Go a day without shoes

Justin Law

My journey on One Day without Shoes was a humbling one. Walking from the Health Professions building to the Rice Library seemed agonizing. The ground was icy cold, since it was around 10 in the morning.

I wanted to put my shoes on right then, but I realized that people, not just children, have to do this every day. I sat on the front steps, greeting the sun. Focusing on my feet, I thought about the children, the ones who have to walk miles through dirt, rocks and cold ground with no other choice. As an American, I’ve been granted choices that allow me to be fully clothed and have shoes on my feet every day.  The connection I felt with those kids seemed stronger than the strongest metal. I saw them as my family, and I was no greater than them.

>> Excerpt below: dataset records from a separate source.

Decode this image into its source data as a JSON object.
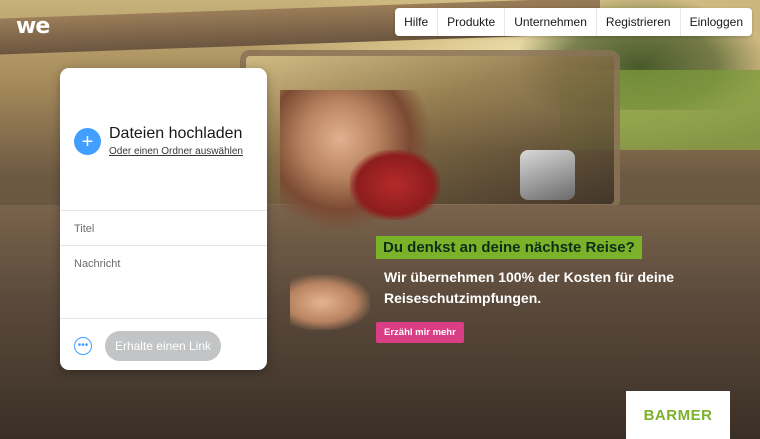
{
  "brand": {
    "logo_text": "we"
  },
  "nav": {
    "items": [
      "Hilfe",
      "Produkte",
      "Unternehmen",
      "Registrieren",
      "Einloggen"
    ]
  },
  "upload_panel": {
    "plus_icon": "plus-icon",
    "title": "Dateien hochladen",
    "subtitle": "Oder einen Ordner auswählen",
    "title_field_placeholder": "Titel",
    "message_field_placeholder": "Nachricht",
    "more_icon": "ellipsis-icon",
    "link_button": "Erhalte einen Link"
  },
  "ad": {
    "headline": "Du denkst an deine nächste Reise?",
    "body": "Wir übernehmen 100% der Kosten für deine Reiseschutzimpfungen.",
    "cta": "Erzähl mir mehr",
    "advertiser": "BARMER",
    "colors": {
      "headline_bg": "#7ab22a",
      "cta_bg": "#d93e85",
      "advertiser_text": "#7ab22a"
    }
  }
}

As the day progressed, the air grew warmer and it wasn’t so hard to honor my brothers and sisters. I paraded with excitement around the quad, complimenting every barefooted person I saw, shouting out a “right on!” here and there. I was moved by the different types of people I saw, supporting such a good cause.

What saddened me was that, even though many of my barefooted comrades were marching with pride, we were a minority. I feel like everyone should have participated, for at least an hour or so: just to see how it is for other members of our global family. If we put ourselves in another person’s place, and look at things from a different perspective, we would realize just how privileged we are. A bad day for me could be ten times worse for someone else.

I really support this event, and I’m so glad it was brought to campus. I had no clue about the principles behind TOMS. The idea is genius. I do think I’ll be walking barefoot more often from now on, to keep the spirit alive. One day just doesn’t seem like enough, since people have had to do this for years, maybe even all their lives.